A successful remediation effort at Lake Maggiore has restored that lake to near-oligotrophic status. With the help of a huge inflow of money from the European and Italian governments, residents and visitors hope to see the same in Lake Garda.
A toxic legacy
P. rubescens and its close cousins in the algae and phytoplankton world, including several other kinds of cyanobacteria, threaten people in ways that are far more serious than soupy-appearing waters.
"Cyanobacteria produce hepatotoxins as well as neurotoxins," Salmaso said. "There is huge concern at the European level in different [subalpine] lake typologies. In Europe, animals are already dying in certain badly affected lakes. A little cyanotoxin can go a long way, and you don't want that."
Cyanobacteria are also now suspected to be at the root of major neurological diseases, long thought to be caused by inherited genetic mutation.
In a landmark scientific paper, researcher Paul Cox and his colleagues, now at the Institute for EthnoMedicine in Jackson, Wyo., found that cyanobacteria produce a neurotoxic amino acid known as BMAA. It has been found in the brains of patients with amyotrophic lateral sclerosis (ALS), Alzheimer's disease and Parkinson's disease. Epidemiologically speaking, this correlation is hardly far-fetched.
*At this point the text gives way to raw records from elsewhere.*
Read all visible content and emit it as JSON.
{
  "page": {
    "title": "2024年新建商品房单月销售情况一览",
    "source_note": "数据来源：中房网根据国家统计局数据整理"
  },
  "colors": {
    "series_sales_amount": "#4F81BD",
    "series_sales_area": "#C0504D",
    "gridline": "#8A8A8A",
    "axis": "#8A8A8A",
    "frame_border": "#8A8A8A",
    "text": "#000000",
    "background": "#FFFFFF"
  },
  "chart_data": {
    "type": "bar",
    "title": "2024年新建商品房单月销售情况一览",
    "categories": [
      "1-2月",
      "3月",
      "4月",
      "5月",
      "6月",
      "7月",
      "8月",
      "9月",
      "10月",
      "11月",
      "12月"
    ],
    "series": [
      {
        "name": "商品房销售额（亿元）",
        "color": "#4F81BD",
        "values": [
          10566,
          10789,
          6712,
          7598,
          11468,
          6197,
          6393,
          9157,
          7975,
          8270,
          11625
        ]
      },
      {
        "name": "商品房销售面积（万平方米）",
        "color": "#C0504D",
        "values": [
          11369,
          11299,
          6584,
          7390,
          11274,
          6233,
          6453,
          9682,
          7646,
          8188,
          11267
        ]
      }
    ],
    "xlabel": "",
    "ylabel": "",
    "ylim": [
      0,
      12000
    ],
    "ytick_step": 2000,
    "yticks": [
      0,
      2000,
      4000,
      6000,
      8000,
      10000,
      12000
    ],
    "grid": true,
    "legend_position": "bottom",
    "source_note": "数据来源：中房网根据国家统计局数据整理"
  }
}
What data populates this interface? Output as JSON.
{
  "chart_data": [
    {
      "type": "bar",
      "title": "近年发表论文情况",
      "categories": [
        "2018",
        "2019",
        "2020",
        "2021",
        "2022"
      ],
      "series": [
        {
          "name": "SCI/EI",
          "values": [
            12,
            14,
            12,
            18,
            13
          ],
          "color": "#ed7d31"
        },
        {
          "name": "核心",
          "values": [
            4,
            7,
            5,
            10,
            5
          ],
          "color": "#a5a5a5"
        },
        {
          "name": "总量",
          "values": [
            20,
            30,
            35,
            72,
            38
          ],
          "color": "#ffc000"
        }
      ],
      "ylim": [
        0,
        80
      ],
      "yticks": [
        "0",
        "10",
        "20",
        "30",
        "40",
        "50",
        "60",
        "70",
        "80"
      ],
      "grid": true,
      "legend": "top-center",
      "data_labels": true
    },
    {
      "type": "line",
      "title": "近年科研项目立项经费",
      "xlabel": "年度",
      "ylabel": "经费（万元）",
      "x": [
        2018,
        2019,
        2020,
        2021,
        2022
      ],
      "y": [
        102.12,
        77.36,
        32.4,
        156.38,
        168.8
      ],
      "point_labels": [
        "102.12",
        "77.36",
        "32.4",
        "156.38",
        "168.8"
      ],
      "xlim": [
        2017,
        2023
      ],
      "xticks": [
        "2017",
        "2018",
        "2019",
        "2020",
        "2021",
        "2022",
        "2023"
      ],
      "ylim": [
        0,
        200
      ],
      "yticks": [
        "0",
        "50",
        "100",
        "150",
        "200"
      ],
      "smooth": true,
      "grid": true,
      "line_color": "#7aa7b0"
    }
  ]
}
In areas surrounding Lake Mascoma in New Hampshire, researchers mapping new ALS cases found the prevalence of the disease to be 10 to 25 times the normal rate among patients who lived in areas with known cyanobacterial blooms. In southern France, where a substantial cluster of ALS cases has occurred, researchers found high BMAA levels in oysters, a favorite local delicacy, which concentrate the toxin.
Although scientists shy away from ascribing direct causality between particular micro-organisms and a specific cluster of disease outbreaks, it is clear to many observers that climate change is making the world a friendlier place to some organisms that can cause harm. The evidence for a causal effect between cyanobacteria and the incidence of ALS, Parkinson's disease and Alzheimer's disease is slowly but surely mounting.